Diese Werte beschreiben die annehmbare Qualitätsgrenzlage in Abhängigkeit zur Produktionsmenge und müssen somit je nach Kunde und Auftragsvolumen individuell berücksichtigt werden: Über den Produktionsauftrag hinweg muss nach dem AQL-Wert ein Prüflos von insgesamt 50 Dosen auf den Parameter ‚Bodenstärke‘ getestet werden. Im Rahmen der fertigungsbegleitenden SPC-Prüfungen wurde dieses Merkmal bereits 40 Mal verifiziert. Die verbleibenden zehn Tests werden dann im Speziallabor ausgeführt. Die Berechnung dieses Prüfdeltas lässt sich künftig durch das MES automatisch und prozesssicher mittels hinterlegter Wertetabellen steuern und in Echtzeit in den Prüfplänen des Labors hinterlegen.
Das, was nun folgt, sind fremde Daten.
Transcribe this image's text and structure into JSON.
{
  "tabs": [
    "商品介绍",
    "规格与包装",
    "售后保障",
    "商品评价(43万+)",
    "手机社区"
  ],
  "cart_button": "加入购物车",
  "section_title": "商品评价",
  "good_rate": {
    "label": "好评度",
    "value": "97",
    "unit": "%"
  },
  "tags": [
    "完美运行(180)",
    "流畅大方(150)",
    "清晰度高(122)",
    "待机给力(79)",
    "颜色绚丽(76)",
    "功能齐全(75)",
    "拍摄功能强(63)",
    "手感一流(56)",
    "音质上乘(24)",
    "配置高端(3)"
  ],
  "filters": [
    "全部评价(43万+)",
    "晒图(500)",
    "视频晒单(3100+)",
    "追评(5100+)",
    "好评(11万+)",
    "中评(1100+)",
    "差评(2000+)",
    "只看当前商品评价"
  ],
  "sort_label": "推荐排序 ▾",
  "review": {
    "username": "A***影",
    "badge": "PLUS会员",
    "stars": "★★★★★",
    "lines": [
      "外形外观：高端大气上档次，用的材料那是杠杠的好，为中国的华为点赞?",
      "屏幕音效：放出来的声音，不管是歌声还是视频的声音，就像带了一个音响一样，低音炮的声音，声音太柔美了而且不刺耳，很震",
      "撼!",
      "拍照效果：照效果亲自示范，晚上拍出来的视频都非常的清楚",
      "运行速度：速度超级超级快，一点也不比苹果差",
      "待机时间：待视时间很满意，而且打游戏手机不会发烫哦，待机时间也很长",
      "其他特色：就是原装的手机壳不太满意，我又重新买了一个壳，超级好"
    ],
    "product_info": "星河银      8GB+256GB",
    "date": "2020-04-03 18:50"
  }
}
Unterstützung bei der Zertifikatserstellung

Die Manufacturing-Software kommt auch im Werk Wolfsberg zum Einsatz. Hier liegt der Fokus auf Aluminiumtuben als Verpackungsmittel für pharmazeutische Produkte, wodurch die Qualitätsanforderungen nach ISO 15378:2006 noch strenger sind. Dies betrifft vor allem die Dokumentationspflichten des Labors rund um die Zertifikatserstellung, wobei viele Messdaten akribisch erfasst werden müssen. „Vor diesem Hintergrund haben wir uns dazu entschlossen, das MES zunächst in diesem Umfeld einzuführen und erst im zweiten Schritt mit der Linie zu beginnen“, erläutert Michael Kogler, Projektverantwortlicher am Standort Wolfsberg. Über die Arbeitsplan-Prüfplan-Matrix werden seit nunmehr einem Jahr ebenfalls alle relevanten Prüfpläne automatisch erstellt, jedoch unter Verwendung von Sachmerkmalen, etwa kunden- und teilespezifische Produktionsmerkmale, aus dem ERP-System und nicht – wie in Rangendingen – über die Zeichnungsnummer.

Im weiteren Verlauf werden die Ergebnisse der Labormessplätze über eine vollständige Integration an das MES übertragen, wo die Berechnung der vorgeschriebenen Mittelwerte pro Merkmal sowie der kundenspezifischen Qualitätsindikatoren stattfindet. „Bei bis zu 40 Merkmalen und 200 Messwerten pro Parameter bringt das MES eine enorme Arbeitserleichterung mit sich, die wir nun schrittweise am gesamten Standort realisieren wollen“, so Kogler weiter. Zudem stehen schon die nächsten IT-Projekte bevor: Am schwäbischen Hauptsitz soll nach der MES-Einführung im Laborbereich eine Betriebs- und Maschinendatenerfassung implementiert werden, um die Produktivität und Prozesssicherheit weiter zu verbessern. Am Tubex-Standorts im deutschen Wasungen soll die Manufacturing-IT um ein weitreichendes Energiemanagement-System ergänzt werden.